How do you call a spectrum with no `"C-H"` splitting?

Proton-Coupled Spectra

The `""^13"C"` signals are split by the `"H"` atoms attached to them.

These splittings are much larger than in `""^1"H"` spectra (`J_"C-H" = "100 – 250 Hz"`; `J_"H-H" = "0 – 15 Hz"`).

The spectra are more complicated and harder to interpret if the signals are close together.

The figure below shows the proton-coupled `""^13"C"` NMR spectrum for ethyl phenylacetate.

(from chem.sci.ubu.ac.th)

The methyl signal is a quartet, the methylene signals are triplets, and the aromatic signals are doublets.

Proton-Decoupled Spectra

In a "normal" `""^13"C"` spectrum, these couplings are "removed" by applying a continuous second radio frequency that excites all the `"H"` nuclei at once.

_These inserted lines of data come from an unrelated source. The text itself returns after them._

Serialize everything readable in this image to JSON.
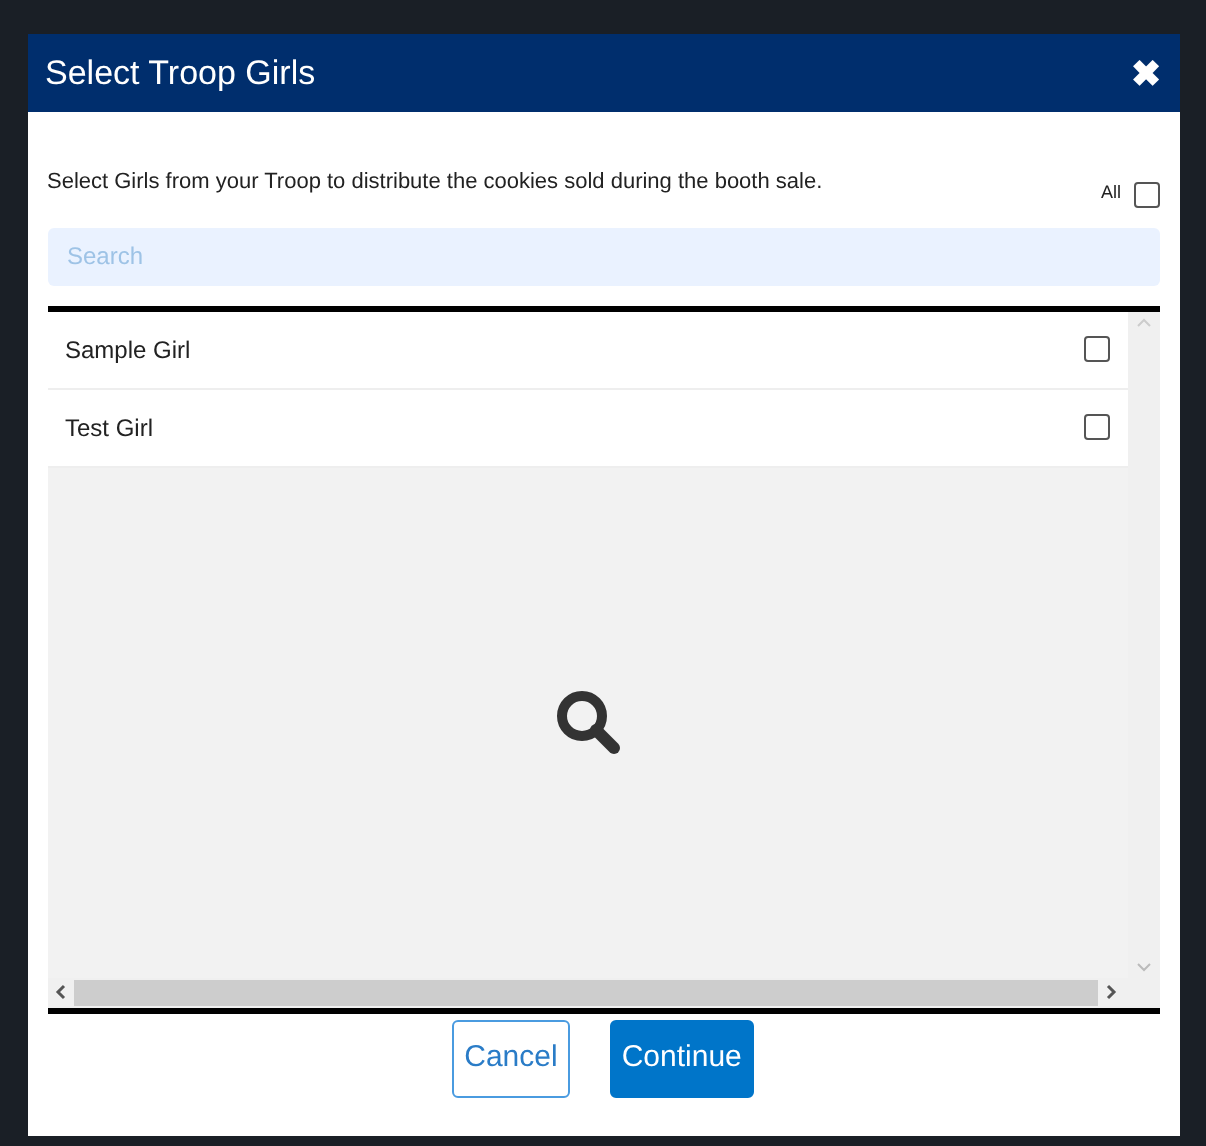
{
  "dialog": {
    "title": "Select Troop Girls",
    "close_symbol": "✖"
  },
  "instructions": "Select Girls from your Troop to distribute the cookies sold during the booth sale.",
  "select_all": {
    "label": "All",
    "checked": false
  },
  "search": {
    "placeholder": "Search"
  },
  "girls": [
    {
      "name": "Sample Girl",
      "checked": false
    },
    {
      "name": "Test Girl",
      "checked": false
    }
  ],
  "buttons": [
    {
      "label": "Cancel",
      "kind": "secondary"
    },
    {
      "label": "Continue",
      "kind": "primary"
    }
  ]
}
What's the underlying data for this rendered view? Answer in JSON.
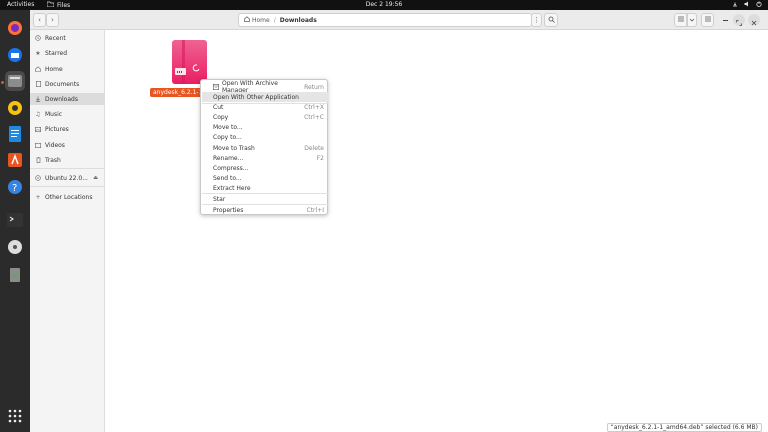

They "flip" between energy states so fast that the `"C"` atoms "see" only an average unperturbed field, and the coupling is removed.

This means that each `"C"` signal becomes a single line.

The spectrum of ethyl phenylacetate reduces to a single peak for each of the eight types of carbon atom.

(from chem.sci.ubu.ac.th)

The advantage of decoupling is that it gives a cleaner spectrum, as carbon signals are often close for complex molecules, and fewer peaks mean less overlap.